Maar de motie is ontraden.

Staatssecretaris Burg van der

Staatssecretaris Van der Burg:

Dat is juist, voorzitter.

De heer Krul (CDA)

De heer Krul (CDA):

Zou de staatssecretaris heel kort kunnen uitleggen wat voor hem het verschil is tussen hetgeen in deze motie staat en hetgeen hijzelf van plan is te presenteren voor 6 februari? We hebben volgens mij namelijk twee dingen afgesproken met betrekking tot de financiën: als er meer is, kijk dan wat er meer kan en scherp aan wat er niet in staat wat niet per se geld kost. Volgens mij hebben we die dingen afgesproken. Wat is voor de staatssecretaris dan het verschil tussen hetgeen we vanochtend hebben afgesproken en hetgeen deze motie beoogt?

Staatssecretaris Burg van der

Staatssecretaris Van der Burg:

Als ik kijk naar de thema's die genoemd worden in het constaterende deel en als ik zie dat het woord "fundamentele" wordt gebruikt, dan denk ik dat het meer is dan dat ervan ... Nee, volgens mij was ik nu aan het woord.
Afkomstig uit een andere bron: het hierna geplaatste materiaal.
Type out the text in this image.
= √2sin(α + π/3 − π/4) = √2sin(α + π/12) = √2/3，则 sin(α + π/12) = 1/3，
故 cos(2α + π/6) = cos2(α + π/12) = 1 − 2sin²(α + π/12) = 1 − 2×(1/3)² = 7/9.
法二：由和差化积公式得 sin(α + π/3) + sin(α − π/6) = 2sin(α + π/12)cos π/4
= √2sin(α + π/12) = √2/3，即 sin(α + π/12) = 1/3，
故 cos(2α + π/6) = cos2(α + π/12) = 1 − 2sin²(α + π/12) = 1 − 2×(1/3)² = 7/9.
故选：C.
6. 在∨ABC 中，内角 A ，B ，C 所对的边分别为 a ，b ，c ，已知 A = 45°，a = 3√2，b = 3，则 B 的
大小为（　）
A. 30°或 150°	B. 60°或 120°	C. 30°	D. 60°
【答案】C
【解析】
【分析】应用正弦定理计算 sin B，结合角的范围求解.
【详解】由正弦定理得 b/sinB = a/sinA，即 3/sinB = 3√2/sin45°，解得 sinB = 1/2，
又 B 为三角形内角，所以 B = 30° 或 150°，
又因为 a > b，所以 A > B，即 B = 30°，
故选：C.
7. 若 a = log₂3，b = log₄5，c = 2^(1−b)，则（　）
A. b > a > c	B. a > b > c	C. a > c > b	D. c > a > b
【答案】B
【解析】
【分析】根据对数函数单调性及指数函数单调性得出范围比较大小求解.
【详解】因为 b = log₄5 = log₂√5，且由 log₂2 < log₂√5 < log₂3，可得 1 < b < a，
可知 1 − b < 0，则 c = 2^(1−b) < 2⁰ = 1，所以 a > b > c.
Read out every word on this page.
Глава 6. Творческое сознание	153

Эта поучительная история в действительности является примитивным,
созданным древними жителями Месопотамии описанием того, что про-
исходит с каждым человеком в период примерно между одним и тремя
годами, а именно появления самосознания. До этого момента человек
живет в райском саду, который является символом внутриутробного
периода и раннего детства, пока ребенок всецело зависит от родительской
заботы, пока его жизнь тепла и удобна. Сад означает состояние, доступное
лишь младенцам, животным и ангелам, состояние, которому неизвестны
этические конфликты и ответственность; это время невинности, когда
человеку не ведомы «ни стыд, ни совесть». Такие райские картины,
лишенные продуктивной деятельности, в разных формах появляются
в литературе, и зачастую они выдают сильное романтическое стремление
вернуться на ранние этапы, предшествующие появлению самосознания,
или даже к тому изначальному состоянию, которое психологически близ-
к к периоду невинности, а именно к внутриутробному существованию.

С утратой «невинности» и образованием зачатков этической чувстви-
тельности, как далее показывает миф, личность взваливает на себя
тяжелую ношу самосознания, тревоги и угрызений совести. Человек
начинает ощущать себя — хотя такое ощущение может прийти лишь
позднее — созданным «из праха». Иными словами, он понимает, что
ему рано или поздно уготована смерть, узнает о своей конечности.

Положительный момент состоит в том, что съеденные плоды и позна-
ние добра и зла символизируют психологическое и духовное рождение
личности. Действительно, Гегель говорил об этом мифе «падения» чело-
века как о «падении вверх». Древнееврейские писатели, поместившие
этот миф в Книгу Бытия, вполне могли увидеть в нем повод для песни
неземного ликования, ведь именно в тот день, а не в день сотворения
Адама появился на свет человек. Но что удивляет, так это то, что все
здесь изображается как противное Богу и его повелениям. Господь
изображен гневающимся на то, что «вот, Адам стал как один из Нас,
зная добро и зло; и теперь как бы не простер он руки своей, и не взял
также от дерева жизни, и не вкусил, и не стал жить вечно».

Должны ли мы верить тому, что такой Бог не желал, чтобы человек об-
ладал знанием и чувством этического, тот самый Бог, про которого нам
Ervan uitgaande dat er ambtelijk en in overleg voor 8 januari niks kan gebeuren, dan red ik dat niet in de periode tussen 8 januari en 1 februari.

De heer Krul (CDA)

De heer Krul (CDA):

Ik zal 'm nog iets smarter maken. Wat is dan het verschil tussen een fundamentele herziening en hetgeen de staatssecretaris van plan is te doen voor 6 februari? Wat is hij dan van plan te gaan doen?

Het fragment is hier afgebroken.